Die Sieger. Foto: Viktoria Odissonowa / „Neue Zeitung“

Am 26. April verlieh die „Memorial“-Gesellschaft den Siegern des geschichtlichen Schulwettbewerbs „Der Mensch in der Geschichte – 20. Jahrhundert“, der zum 18. Male stattfand, Urkunden. Die Siegerehrung verlief ruhiger, als die Organisatoren erwartet hatten: zum Eingang des Theaters „An Nikitas Toren“, wo die Siegerehrung abgehalten wurde, hatten sich lediglich einige wenige Aktivisten der Nationalen Befreiungsbewegung (NOD) mit Plakaten eingefunden, auf denen zu lesen stand „Memorial – ausländischer Agent“ und „Memorial schreibt die Geschichte des Zweiten Weltkriegs mit Hilfe von Geldern aus der BRD“. Ein Jahr zuvor übergossen Anhänger der NOD die Schriftstellerin Ljudmila Ulitzkaja vor Beginn der Zeremonie mit grüner Farbe, bewarfen die übrigen Besucher mit Eiern; daher wurde die diesjährige Veranstaltung vom zentralen Apparat des MWD unter Bewachung gestellt.

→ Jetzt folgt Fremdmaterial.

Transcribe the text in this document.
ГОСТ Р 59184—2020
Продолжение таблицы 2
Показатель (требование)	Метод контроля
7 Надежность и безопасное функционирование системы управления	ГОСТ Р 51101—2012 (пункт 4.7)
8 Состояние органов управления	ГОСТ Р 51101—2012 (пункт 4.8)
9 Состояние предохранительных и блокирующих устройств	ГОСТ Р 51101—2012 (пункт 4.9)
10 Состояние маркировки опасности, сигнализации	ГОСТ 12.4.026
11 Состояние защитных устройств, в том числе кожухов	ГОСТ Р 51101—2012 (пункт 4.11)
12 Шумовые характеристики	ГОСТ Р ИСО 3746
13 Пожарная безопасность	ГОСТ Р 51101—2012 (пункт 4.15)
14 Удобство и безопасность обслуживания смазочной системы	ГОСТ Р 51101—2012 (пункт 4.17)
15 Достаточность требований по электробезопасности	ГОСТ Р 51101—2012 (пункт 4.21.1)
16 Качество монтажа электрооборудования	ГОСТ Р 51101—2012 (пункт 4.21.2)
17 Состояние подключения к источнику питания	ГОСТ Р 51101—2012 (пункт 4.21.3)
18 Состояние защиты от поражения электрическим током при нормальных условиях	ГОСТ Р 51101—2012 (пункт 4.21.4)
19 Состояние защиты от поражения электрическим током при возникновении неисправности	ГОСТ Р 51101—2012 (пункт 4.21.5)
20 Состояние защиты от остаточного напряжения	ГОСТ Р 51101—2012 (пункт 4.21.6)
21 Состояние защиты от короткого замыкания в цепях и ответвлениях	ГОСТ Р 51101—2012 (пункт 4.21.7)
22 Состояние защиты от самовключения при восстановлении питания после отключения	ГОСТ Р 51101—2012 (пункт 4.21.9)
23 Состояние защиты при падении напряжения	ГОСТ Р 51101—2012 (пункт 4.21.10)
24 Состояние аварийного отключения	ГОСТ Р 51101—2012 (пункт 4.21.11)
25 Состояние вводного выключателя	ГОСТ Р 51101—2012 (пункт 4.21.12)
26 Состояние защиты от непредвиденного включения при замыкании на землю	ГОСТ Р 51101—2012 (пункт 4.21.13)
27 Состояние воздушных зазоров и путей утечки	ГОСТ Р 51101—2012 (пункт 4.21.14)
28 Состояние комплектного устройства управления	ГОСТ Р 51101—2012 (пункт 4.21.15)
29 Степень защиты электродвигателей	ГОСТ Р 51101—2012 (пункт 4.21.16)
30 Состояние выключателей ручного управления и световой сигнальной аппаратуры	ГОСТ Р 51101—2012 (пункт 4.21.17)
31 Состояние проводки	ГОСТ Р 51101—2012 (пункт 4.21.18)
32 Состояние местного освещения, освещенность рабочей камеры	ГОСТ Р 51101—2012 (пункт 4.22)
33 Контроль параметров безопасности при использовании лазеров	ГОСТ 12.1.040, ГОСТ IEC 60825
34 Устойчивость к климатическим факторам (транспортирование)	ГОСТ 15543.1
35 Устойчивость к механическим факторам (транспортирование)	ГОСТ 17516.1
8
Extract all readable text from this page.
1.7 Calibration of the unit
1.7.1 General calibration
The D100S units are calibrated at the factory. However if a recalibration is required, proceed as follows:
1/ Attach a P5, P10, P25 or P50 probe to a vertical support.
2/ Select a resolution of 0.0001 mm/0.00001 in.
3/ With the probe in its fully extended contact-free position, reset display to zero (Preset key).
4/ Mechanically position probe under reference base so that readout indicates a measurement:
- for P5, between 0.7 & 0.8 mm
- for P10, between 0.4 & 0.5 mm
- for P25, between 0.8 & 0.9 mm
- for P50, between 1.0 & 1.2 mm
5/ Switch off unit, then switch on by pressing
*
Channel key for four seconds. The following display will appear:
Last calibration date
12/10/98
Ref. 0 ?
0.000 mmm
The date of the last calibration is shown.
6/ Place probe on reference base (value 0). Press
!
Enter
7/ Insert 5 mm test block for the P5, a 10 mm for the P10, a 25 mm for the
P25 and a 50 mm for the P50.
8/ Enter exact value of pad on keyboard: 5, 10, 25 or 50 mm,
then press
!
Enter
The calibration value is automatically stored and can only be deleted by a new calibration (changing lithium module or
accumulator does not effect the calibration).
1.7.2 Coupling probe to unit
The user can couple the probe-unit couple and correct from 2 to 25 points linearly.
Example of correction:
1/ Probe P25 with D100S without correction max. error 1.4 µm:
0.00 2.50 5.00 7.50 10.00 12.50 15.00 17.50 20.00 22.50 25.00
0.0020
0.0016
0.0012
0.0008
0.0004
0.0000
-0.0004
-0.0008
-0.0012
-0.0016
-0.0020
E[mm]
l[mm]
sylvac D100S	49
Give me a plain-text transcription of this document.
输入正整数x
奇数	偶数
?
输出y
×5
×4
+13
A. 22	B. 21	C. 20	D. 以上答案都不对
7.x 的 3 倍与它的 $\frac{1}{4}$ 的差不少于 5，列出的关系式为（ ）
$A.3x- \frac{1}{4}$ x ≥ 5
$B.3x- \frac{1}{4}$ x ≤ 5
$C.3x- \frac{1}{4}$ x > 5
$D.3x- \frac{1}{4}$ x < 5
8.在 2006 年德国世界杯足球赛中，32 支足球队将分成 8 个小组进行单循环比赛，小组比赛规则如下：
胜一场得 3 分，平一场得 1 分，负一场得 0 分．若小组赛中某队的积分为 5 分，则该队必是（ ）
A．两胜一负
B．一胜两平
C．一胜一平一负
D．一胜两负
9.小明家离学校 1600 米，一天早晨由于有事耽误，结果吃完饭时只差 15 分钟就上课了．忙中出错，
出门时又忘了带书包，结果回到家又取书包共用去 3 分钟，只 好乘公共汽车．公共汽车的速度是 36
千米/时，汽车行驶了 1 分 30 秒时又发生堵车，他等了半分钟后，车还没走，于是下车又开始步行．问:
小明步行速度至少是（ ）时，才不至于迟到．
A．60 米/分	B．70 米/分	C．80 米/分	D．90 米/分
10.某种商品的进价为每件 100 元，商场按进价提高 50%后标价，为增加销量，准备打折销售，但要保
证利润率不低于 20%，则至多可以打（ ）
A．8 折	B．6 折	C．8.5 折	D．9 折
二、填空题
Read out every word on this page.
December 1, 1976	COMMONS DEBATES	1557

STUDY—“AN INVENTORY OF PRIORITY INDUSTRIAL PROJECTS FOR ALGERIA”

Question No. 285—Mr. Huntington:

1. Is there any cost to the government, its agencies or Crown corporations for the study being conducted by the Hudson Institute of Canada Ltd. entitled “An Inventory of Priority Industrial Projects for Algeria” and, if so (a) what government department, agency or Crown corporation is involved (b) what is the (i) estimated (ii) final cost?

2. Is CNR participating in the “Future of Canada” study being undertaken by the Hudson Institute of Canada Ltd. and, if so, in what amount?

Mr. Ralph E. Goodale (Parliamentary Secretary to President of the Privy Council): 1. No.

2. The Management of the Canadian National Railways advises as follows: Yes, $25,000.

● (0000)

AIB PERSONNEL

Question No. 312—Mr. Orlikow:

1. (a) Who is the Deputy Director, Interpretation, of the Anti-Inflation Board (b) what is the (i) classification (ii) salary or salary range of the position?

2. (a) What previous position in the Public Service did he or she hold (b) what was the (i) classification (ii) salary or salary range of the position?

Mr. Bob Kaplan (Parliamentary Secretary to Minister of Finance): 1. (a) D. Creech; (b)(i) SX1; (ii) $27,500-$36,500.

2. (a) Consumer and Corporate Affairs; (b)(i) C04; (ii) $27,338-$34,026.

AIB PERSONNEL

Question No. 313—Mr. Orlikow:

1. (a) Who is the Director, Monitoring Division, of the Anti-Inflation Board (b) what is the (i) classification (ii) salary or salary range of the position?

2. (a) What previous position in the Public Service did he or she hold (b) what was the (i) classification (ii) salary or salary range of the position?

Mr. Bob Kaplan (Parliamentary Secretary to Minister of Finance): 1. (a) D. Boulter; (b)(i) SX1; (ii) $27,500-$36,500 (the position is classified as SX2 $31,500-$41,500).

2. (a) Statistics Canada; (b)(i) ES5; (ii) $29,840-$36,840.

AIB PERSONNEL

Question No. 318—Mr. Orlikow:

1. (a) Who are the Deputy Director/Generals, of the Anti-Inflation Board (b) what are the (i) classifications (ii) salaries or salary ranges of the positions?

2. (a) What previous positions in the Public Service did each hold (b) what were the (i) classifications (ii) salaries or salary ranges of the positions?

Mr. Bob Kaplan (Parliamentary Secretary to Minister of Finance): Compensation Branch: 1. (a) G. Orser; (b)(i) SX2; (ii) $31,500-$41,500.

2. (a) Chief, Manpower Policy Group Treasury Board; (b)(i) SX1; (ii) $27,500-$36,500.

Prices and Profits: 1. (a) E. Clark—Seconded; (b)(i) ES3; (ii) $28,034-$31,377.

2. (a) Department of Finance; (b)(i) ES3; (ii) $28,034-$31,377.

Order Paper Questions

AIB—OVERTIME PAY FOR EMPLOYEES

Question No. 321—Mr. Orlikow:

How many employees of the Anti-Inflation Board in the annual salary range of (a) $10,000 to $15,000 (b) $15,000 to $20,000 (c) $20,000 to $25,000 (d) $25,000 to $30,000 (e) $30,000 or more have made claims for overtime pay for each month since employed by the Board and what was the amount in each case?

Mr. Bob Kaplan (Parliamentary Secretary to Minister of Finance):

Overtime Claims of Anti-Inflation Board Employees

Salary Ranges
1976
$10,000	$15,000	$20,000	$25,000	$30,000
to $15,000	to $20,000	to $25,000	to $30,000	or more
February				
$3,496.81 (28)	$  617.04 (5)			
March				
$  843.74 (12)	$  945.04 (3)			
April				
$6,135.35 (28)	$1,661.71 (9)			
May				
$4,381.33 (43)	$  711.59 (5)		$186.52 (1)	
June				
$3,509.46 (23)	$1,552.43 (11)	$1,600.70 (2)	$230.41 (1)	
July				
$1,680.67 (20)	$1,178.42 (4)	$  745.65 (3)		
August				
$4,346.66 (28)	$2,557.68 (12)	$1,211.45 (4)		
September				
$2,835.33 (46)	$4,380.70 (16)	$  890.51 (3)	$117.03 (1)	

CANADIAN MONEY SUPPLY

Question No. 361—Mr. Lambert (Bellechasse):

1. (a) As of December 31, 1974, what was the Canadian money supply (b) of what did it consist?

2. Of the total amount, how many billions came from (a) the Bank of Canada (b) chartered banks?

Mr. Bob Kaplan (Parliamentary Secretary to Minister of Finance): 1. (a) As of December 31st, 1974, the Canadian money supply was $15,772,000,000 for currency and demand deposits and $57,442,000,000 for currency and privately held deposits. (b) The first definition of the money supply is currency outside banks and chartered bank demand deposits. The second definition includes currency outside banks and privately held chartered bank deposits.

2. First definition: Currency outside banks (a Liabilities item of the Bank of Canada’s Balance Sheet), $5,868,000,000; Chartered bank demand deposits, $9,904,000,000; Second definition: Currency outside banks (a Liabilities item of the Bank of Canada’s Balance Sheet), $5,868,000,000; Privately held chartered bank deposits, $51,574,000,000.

Demonstration von NOD-Aktivisten am Eingang des Rosowskij-Theaters, wo die Zeremonie von „Memorial“ durchgeführt wurde.
Foto: Viktoria Odissonowa / „Neue Zeitung“

Im Übrigen ergaben sich die Hauptprobleme für den Wettbewerb am Vorabend. Die „Neue Zeitung“ schrieb, dass man „Memorial“ sich im allerletzten Augenblick die Vermietung des Saals verweigert hätte, in dem die Siegerehrung hätte stattfinden sollen, und die Bildungskomitees in den Regionen, aus denen die Kindern anreisen sollten, seien von Leuten mit Telefon-Anrufen bedacht worden, die sich als Beamte des Föderalen Ministeriums ausgegeben und verlangt hätten, die Kinder nicht nach Moskau fahren zu lassen, wobei sie auf terroristische Bedrohungen oder den extremistischen Charakter des Wettbewerbs hinwiesen (das Ministerium für Bildung erklärte unmittelbar darauf, dass es mit diesen Anrufen nichts zu tun habe). Nichtsdestoweniger kamen fast alle Kinder zur Zeremonie – einige nach Partisanenart, ohne Erlaubnis der Schule, indem sie Krankmeldungen vorlegten oder niemandem etwas sagten, außer ihren Eltern.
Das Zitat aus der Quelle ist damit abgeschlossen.